Virginian-Pilot


DATE: Wednesday, October 15, 1997           TAG: 9710150495

SECTION: LOCAL                   PAGE: B9   EDITION: FINAL 

SOURCE: BY JON GLASS, STAFF WRITER 

DATELINE: NORFOLK                           LENGTH:   63 lines




SKATING BAN ROLLS THROUGH NORFOLK COUNCIL

Downtown doesn't mix with skateboarders and skaters, the City Council decided Tuesday.

The council unanimously adopted an ordinance allowing the city to ban skateboarding, inline skating and roller skating from sidewalks in the city where problems with the popular activities arise.

Council members and city officials said that, at this point, they intend to limit the ban to sections of downtown, where merchants and business owners have complained about young skateboarders destroying property and posing safety hazards to pedestrians and themselves.

``There should be places where they are limited to,'' Vice Mayor Herbert M. Collins Sr. said after Tuesday's meeting. ``There's just too much pedestrian activity down there, and I feel somebody would eventually get hurt.''

Under the ordinance, any sidewalk placed off limits to skateboarding would have to be ``conspicuously posted'' with signs stating that the uses are not allowed. And on sidewalks that aren't off limits, the ordinance requires skateboarders and skaters to yield the right-of-way to pedestrians.

Norfolk already has an ordinance that bans skateboards and all skating on city streets. Even so, inline skating on neighborhood streets remains popular. City officials acknowledged that the law banning street skating is not vigorously enforced.

``We can't do 100 percent enforcement of laws, but I think if there's a complaint or a danger we would exercise that rule,'' said Sterling Cheatham, an assistant city manager.

City Attorney Bernard Pishko said the new sidewalk ordinance was intended to address a specific problem downtown, and that common sense should prevail when weighing how far to exercise the law.

``I think the city wants to address a problem, it doesn't want to create one,'' he said.

Cheatham said it's doubtful that all sidewalks downtown will be placed off limits to skateboarding and skating, but he said decisions haven't been made yet about which ones will. Many of the complaints from merchants and property owners have occurred on Main, Bank and Plume streets and near the City Hall Avenue area.

Signs could be posted within the next month, he said.

The ordinance had the support of the Downtown Norfolk Council, a group made up of those with business and professional interests. Merchants said skateboarders, in a maneuver called ``grinding,'' jump up on curbs, benches, steps and other property to slide down them, often marking or breaking concrete and marble.

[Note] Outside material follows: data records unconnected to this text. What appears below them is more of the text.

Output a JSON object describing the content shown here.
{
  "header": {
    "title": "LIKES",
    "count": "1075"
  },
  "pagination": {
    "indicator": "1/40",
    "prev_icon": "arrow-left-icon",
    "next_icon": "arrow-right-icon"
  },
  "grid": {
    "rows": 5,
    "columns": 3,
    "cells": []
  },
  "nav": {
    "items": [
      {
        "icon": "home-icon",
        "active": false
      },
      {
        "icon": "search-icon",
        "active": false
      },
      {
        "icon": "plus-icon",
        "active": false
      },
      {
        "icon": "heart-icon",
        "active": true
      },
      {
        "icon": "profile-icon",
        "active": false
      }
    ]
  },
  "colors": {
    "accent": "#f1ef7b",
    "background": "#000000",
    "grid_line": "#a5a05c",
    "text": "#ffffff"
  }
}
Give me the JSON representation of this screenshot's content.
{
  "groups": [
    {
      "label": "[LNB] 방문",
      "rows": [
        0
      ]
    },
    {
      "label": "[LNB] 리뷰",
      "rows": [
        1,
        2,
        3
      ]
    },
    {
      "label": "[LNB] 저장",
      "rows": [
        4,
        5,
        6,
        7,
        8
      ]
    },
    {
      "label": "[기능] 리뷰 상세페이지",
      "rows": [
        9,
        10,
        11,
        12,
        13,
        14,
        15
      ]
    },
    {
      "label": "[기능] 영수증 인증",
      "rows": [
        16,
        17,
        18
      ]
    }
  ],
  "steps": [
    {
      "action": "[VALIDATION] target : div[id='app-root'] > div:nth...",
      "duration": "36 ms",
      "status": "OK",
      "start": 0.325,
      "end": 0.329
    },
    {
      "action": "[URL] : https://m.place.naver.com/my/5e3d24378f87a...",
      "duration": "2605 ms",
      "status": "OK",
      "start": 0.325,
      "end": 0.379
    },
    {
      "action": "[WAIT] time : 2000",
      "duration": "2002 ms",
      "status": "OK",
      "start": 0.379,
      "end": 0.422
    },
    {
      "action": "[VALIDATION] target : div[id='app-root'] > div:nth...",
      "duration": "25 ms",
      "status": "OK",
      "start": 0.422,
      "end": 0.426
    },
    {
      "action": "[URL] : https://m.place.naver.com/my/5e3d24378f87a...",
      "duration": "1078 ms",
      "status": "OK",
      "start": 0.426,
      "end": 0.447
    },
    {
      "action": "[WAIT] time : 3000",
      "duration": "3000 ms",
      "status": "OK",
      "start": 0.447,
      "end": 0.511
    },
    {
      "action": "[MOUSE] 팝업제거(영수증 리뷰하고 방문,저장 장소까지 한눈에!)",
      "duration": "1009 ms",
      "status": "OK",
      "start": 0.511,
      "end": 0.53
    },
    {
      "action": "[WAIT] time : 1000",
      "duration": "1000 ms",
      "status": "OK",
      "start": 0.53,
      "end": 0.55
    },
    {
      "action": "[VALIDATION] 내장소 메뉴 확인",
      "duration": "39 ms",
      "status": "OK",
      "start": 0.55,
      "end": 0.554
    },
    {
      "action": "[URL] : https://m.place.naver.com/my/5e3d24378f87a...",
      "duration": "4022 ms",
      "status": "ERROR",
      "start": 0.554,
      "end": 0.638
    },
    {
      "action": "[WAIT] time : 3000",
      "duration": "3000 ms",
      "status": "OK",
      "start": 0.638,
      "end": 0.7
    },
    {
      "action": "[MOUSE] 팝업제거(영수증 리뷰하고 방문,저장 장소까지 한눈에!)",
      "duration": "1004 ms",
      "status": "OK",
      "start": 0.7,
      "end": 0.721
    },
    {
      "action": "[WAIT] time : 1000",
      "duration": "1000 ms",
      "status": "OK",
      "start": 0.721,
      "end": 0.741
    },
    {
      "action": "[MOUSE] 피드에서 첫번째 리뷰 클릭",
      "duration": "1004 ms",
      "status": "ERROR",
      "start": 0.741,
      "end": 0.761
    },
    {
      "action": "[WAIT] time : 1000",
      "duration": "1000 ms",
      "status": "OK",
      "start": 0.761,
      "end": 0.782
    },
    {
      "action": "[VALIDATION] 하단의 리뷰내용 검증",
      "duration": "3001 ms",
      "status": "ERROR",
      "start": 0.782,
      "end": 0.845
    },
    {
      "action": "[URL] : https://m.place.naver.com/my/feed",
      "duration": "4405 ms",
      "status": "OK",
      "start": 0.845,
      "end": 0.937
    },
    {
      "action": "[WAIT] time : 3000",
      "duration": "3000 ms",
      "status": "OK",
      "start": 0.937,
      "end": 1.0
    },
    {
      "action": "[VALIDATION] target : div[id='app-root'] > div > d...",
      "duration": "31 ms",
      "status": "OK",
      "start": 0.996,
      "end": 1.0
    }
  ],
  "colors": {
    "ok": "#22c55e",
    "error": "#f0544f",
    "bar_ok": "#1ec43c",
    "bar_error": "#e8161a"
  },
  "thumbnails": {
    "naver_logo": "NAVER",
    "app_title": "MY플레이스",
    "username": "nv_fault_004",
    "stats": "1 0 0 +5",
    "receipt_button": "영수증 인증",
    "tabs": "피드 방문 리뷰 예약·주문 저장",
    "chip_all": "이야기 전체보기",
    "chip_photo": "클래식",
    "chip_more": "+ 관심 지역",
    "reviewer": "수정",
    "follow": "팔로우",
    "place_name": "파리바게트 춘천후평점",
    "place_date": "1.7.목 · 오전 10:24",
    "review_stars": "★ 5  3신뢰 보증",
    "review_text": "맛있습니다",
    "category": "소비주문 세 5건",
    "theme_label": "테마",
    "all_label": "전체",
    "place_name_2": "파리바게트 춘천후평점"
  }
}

But some Norfolk citizens think the city is going too far to ban the activity.

``This is government at its absolute worst,'' said Richard DiPeppe, a Norfolk resident who fired off a letter to the mayor's office Tuesday after learning of the move. DiPeppe said he has skated downtown for the past four years and has never witnessed any problems.

``This proposal is not about danger, or property or anything, but a perception on the part of some individuals about skaters,'' DiPeppe wrote in the letter. He added: ``City Hall seems to equate the quality of life to only those things that they think bring dollars to the City Hall coffers.''

City Councilwoman Daun S. Hester said she has been meeting with some of the youthful skateboarders to discuss other locations that the city might make available for a park or ramps. Currently, the city has one outdoor inline skating facility, but does not offer anything for skateboarders. A ramp at Northside Park was dismantled several years ago for lack of use.